You must have heard the bad news that mankind's first-ever plant on the Moon's far side is dead.
But the story behind the plant may not be what you think it is.
The plant, sprouted cottonseed, was taken up to the Moon by China's Chang'e-4 Lunar Exploration Program on January 3, in a payload designed to create the first micro-ecosystem on the Earth's only natural satellite.
The plant died of extreme cold as the Moon's far side turned away from the Sun.
The temperature during Moon's two-week-long night could be as cold as minus 170 degrees Celsius, under which the cotton sprout stood no chance of survival.
The payload has a heating system to keep the seed warm, that's why it sprouted in the first place.
But the payload turned off after the Chang'e-4 lander entered sleep mode to save energy on January 13.
"During the 212.75 hours from power-on to power-off, the payload worked well. Some of the results exceeded our expectations," explained Xie Gengxin, the payload's designer and dean of Chongqing University's Institute of Advanced Technology.
The payload transmitted more than 170 pictures back to the Earth. The last picture was taken at 20:00 BJT on January 12, which showed the sprout growing healthily.
"We have obtained a massive quantity of valuable data in this experiment," Xie added.
The team also hinted that the experiment is not as ambitious as some thought.
"The main purpose was the popularization of science," said Liu Hanlong, the leader of the experiment and deputy head of the Chongqing University.
The purpose was written in the official name of the payload in Chinese.

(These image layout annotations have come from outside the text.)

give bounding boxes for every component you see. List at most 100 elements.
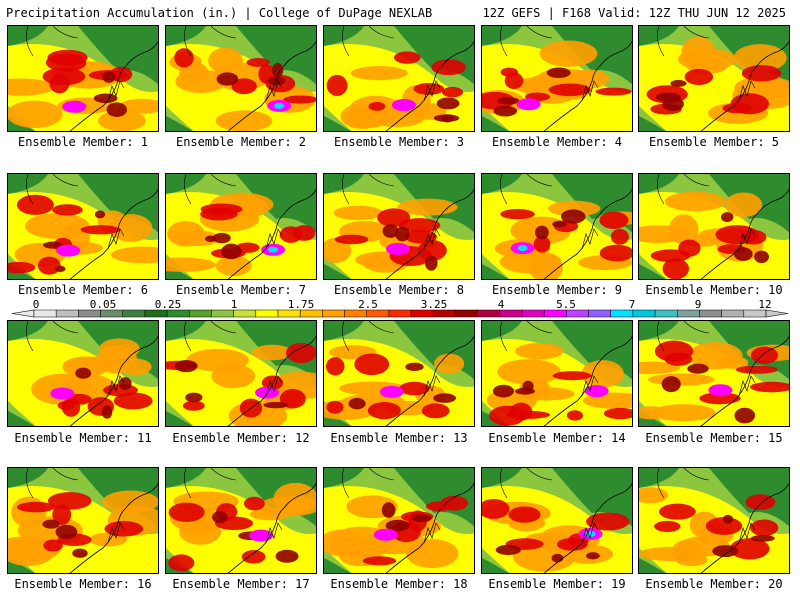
member-map-4 [481, 25, 633, 132]
member-map-20 [638, 467, 790, 574]
member-map-1 [7, 25, 159, 132]
colorbar-tick: 1.75 [287, 298, 315, 311]
precip-map [324, 468, 474, 573]
colorbar-cell [743, 309, 767, 318]
precip-map [324, 26, 474, 131]
member-map-7 [165, 173, 317, 280]
precip-map [166, 468, 316, 573]
colorbar-cell [410, 309, 434, 318]
member-caption: Ensemble Member: 8 [333, 283, 465, 297]
member-map-10 [638, 173, 790, 280]
member-caption: Ensemble Member: 17 [172, 577, 310, 591]
precip-map [482, 468, 632, 573]
colorbar-cell [166, 309, 190, 318]
colorbar-tick: 3.25 [420, 298, 448, 311]
precip-map [166, 321, 316, 426]
colorbar-tick: 0.05 [89, 298, 117, 311]
member-caption: Ensemble Member: 12 [172, 431, 310, 445]
member-caption: Ensemble Member: 20 [645, 577, 783, 591]
precip-map [482, 174, 632, 279]
precip-map [639, 321, 789, 426]
member-caption: Ensemble Member: 6 [17, 283, 149, 297]
member-caption: Ensemble Member: 10 [645, 283, 783, 297]
colorbar-tick: 1 [230, 298, 238, 311]
colorbar-tick: 4 [497, 298, 505, 311]
colorbar-cell [277, 309, 301, 318]
colorbar-cell [366, 309, 390, 318]
colorbar-cell [654, 309, 678, 318]
precip-map [324, 174, 474, 279]
colorbar-cell [499, 309, 523, 318]
colorbar-tick: 9 [694, 298, 702, 311]
colorbar-cell [566, 309, 589, 318]
colorbar-cell [33, 309, 57, 318]
precip-map [166, 26, 316, 131]
colorbar-cell [521, 309, 545, 318]
colorbar-cell [255, 309, 279, 318]
member-map-2 [165, 25, 317, 132]
member-caption: Ensemble Member: 3 [333, 135, 465, 149]
precip-map [8, 468, 158, 573]
member-caption: Ensemble Member: 16 [14, 577, 152, 591]
colorbar-cell [632, 309, 656, 318]
colorbar-tick: 5.5 [556, 298, 576, 311]
colorbar-cell [677, 309, 700, 318]
colorbar-cell [610, 309, 634, 318]
member-map-9 [481, 173, 633, 280]
colorbar-cell [144, 309, 168, 318]
precip-map [639, 468, 789, 573]
precip-map [639, 174, 789, 279]
precip-map [8, 174, 158, 279]
member-map-8 [323, 173, 475, 280]
colorbar-cell [699, 309, 722, 318]
precip-map [166, 174, 316, 279]
colorbar-cell [189, 309, 212, 318]
chart-title: Precipitation Accumulation (in.) | Colle… [6, 6, 433, 20]
colorbar-cell [211, 309, 234, 318]
member-caption: Ensemble Member: 19 [488, 577, 626, 591]
colorbar-cell [388, 309, 412, 318]
member-map-12 [165, 320, 317, 427]
member-map-6 [7, 173, 159, 280]
colorbar-cell [78, 309, 101, 318]
member-caption: Ensemble Member: 11 [14, 431, 152, 445]
colorbar-cell [322, 309, 345, 318]
member-map-18 [323, 467, 475, 574]
colorbar-tick: 2.5 [358, 298, 378, 311]
member-caption: Ensemble Member: 1 [17, 135, 149, 149]
colorbar-tick: 12 [758, 298, 772, 311]
colorbar-tick: 0.25 [154, 298, 182, 311]
member-map-15 [638, 320, 790, 427]
member-caption: Ensemble Member: 5 [648, 135, 780, 149]
member-caption: Ensemble Member: 13 [330, 431, 468, 445]
member-caption: Ensemble Member: 4 [491, 135, 623, 149]
member-caption: Ensemble Member: 9 [491, 283, 623, 297]
precip-map [639, 26, 789, 131]
colorbar [11, 309, 789, 318]
colorbar-cell [122, 309, 146, 318]
member-map-5 [638, 25, 790, 132]
colorbar-cell [233, 309, 257, 318]
colorbar-cell [543, 309, 567, 318]
colorbar-cell [100, 309, 123, 318]
member-caption: Ensemble Member: 7 [175, 283, 307, 297]
colorbar-cell [588, 309, 611, 318]
colorbar-cell [477, 309, 501, 318]
member-caption: Ensemble Member: 15 [645, 431, 783, 445]
member-map-14 [481, 320, 633, 427]
member-caption: Ensemble Member: 2 [175, 135, 307, 149]
precip-map [482, 321, 632, 426]
colorbar-cell [721, 309, 745, 318]
colorbar-tick: 0 [32, 298, 40, 311]
precip-map [324, 321, 474, 426]
member-map-3 [323, 25, 475, 132]
member-map-16 [7, 467, 159, 574]
member-map-11 [7, 320, 159, 427]
colorbar-cell [299, 309, 323, 318]
colorbar-cell [55, 309, 79, 318]
colorbar-cell [344, 309, 367, 318]
member-map-19 [481, 467, 633, 574]
member-caption: Ensemble Member: 14 [488, 431, 626, 445]
colorbar-tick: 7 [628, 298, 636, 311]
member-map-13 [323, 320, 475, 427]
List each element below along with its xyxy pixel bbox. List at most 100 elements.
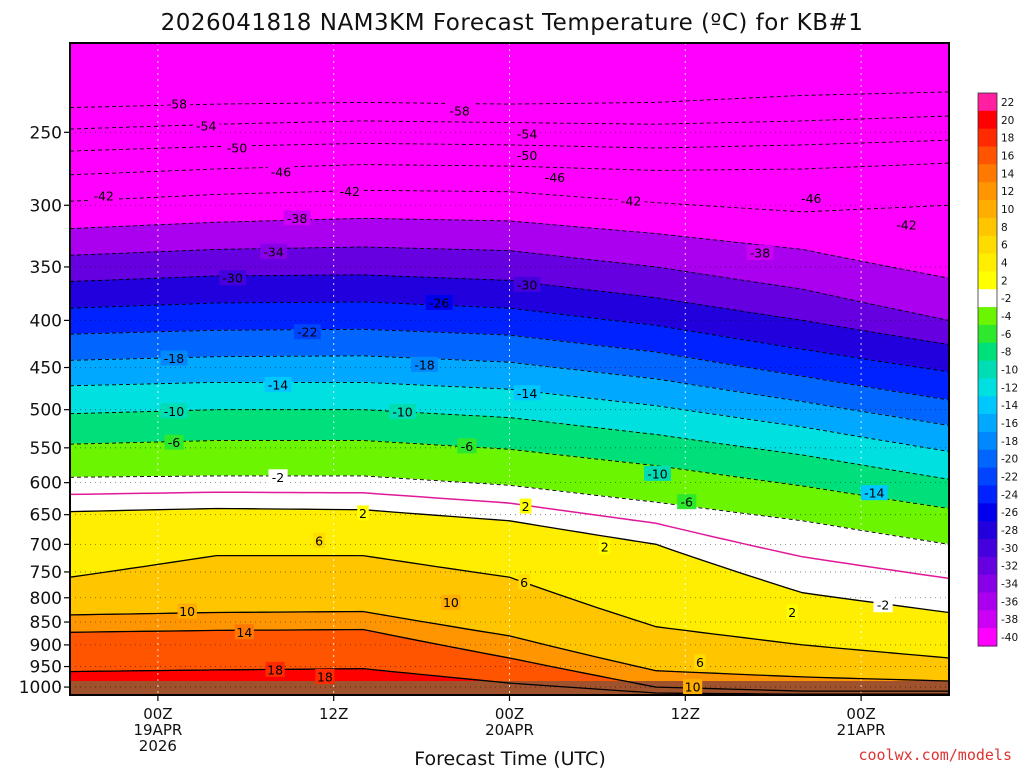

But the "science popularization" part got lost in translation as the name is longer than usual.
"We want to attract more people into space exploration with this experiment," Liu added.
The idea of a biological payload was selected from 257 suggestions collected from high school and college students in 2016. This can also serve as a proof that the original purpose of the payload was for promotion of science.